En actant la création d’un Fonds public-privé exclusivement consacré à l’industrialisation du manganèse, le président Brice Clotaire Oligui Nguema bouscule les lignes et change la grammaire économique du pays. Fini le temps des exportations brutes et des dividendes fuyants. Place désormais à la transformation locale, aux chaînes de valeur maîtrisées et à la souveraineté industrielle assumée. Ce mécanisme inédit, dévoilé à l’issue du Conseil des ministres du 30 mai, est tout sauf une déclaration d’intention : c’est un bras de levier pensé pour attirer les capitaux privés, responsabiliser les opérateurs nationaux et stimuler l’émergence d’un écosystème minier intégré.

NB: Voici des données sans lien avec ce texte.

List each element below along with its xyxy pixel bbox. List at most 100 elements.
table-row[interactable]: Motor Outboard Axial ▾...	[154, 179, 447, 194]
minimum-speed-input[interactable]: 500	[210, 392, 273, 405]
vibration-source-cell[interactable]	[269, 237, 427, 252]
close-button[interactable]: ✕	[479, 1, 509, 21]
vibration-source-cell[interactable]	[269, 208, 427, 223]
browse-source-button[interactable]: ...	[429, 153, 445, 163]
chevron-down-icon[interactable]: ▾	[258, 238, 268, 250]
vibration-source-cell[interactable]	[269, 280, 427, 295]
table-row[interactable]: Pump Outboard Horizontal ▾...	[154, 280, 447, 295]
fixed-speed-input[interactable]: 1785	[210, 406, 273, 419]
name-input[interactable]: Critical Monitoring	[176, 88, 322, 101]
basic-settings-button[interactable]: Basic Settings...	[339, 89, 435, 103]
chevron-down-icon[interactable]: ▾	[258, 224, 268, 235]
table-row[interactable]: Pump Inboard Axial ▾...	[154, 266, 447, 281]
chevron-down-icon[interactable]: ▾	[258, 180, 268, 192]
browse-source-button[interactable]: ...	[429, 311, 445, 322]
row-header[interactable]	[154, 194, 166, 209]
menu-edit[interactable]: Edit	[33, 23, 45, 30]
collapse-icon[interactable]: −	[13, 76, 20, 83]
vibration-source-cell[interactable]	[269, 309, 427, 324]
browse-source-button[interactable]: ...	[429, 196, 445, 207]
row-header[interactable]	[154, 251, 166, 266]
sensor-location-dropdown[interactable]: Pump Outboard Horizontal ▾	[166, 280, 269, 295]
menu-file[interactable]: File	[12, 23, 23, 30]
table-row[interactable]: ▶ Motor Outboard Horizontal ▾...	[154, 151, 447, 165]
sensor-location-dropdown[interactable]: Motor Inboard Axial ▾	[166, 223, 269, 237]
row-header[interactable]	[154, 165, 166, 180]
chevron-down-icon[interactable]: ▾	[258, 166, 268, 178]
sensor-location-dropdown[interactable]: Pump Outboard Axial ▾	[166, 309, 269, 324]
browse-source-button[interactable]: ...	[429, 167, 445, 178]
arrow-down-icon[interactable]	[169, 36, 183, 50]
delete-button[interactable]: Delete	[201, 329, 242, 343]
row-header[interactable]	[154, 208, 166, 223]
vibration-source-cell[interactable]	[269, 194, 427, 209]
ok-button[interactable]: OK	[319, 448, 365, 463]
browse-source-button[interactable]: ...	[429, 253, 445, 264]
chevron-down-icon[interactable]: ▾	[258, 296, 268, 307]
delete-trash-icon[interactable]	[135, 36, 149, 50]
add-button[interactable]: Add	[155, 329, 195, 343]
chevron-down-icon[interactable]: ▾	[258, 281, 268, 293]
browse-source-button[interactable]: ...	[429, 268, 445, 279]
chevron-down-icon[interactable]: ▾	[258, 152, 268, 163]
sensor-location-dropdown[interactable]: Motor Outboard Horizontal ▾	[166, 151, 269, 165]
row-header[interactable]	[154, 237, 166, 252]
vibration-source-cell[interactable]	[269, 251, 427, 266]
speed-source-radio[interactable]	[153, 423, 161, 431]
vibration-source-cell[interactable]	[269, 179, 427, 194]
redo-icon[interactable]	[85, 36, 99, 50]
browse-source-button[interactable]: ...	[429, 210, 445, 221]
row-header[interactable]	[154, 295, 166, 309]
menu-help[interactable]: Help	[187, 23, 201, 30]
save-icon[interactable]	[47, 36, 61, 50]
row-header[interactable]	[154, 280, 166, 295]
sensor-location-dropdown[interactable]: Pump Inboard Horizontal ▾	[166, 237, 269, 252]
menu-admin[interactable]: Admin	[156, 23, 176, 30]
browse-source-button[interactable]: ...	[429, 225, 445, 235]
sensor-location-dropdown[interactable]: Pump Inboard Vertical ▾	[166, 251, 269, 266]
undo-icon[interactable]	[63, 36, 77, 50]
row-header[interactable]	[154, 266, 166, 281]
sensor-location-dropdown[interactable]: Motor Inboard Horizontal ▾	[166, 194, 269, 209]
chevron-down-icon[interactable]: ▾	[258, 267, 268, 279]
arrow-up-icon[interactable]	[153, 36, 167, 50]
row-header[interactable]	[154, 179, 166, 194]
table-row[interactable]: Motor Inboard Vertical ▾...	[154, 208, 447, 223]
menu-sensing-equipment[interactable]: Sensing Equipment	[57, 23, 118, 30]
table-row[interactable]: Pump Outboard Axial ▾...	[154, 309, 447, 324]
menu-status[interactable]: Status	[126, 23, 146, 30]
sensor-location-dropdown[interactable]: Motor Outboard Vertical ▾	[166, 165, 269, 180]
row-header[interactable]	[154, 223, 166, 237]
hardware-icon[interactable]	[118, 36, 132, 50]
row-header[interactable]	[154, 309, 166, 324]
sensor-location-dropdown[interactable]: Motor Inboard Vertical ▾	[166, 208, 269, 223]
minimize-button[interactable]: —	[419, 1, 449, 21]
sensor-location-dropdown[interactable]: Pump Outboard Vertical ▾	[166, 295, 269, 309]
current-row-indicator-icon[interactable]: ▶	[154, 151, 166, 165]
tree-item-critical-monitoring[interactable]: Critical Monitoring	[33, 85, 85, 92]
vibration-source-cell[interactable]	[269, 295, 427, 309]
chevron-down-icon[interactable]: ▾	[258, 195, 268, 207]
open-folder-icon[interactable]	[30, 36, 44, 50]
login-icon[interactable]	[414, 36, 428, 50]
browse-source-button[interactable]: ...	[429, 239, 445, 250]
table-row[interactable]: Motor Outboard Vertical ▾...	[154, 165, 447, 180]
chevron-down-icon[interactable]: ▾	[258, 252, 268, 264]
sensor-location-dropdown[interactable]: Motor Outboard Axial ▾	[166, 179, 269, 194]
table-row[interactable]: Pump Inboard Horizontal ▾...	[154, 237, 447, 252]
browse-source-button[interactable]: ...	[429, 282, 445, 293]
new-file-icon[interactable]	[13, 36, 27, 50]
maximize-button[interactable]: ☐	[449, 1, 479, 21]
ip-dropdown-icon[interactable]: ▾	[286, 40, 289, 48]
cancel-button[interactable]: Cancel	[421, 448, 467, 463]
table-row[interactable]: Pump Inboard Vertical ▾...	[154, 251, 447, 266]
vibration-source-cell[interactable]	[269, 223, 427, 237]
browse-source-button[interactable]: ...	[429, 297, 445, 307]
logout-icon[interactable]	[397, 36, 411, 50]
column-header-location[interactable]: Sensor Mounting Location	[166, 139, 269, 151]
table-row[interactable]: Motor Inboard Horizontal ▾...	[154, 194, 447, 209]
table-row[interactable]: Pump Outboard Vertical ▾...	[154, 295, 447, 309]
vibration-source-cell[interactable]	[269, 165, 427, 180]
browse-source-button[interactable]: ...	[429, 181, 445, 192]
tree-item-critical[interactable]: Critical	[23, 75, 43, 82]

Derrière cette initiative, une vision : celle d’un Gabon qui se projette au-delà de ses mines comme simples gisements, et qui revendique sa capacité à produire, transformer, exporter des produits finis et créer des emplois décents sur son sol. Le choix du manganèse n’est pas fortuit. Ce minerai stratégique, utilisé notamment dans la fabrication de batteries et d’alliages métalliques, est au cœur des transitions technologiques mondiales. En capturant davantage de valeur ajoutée à domicile, Libreville entend jouer sa partition dans la nouvelle cartographie industrielle africaine — celle des nations qui ne veulent plus vendre leur sous-sol au poids, mais bâtir des filières durables, compétitives et structurantes.
À l’évidence, cette décision marque une rupture avec les dogmes anciens et les pratiques rentières. Elle impose un nouveau pacte entre l’État et les opérateurs économiques : plus d’accès aux ressources sans engagement industriel. En d’autres termes, le temps des permis dormants est révolu. Ce fonds, pensé comme catalyseur, vient repositionner le Gabon dans un espace où l’industrialisation n’est plus un mythe de conférence, mais une stratégie offensive, concrète et mesurable. L’Afrique que veut Oligui Nguema n’est pas celle qui subit, mais celle qui transforme. Et cette fois, c’est le manganèse qui ouvrira la voie.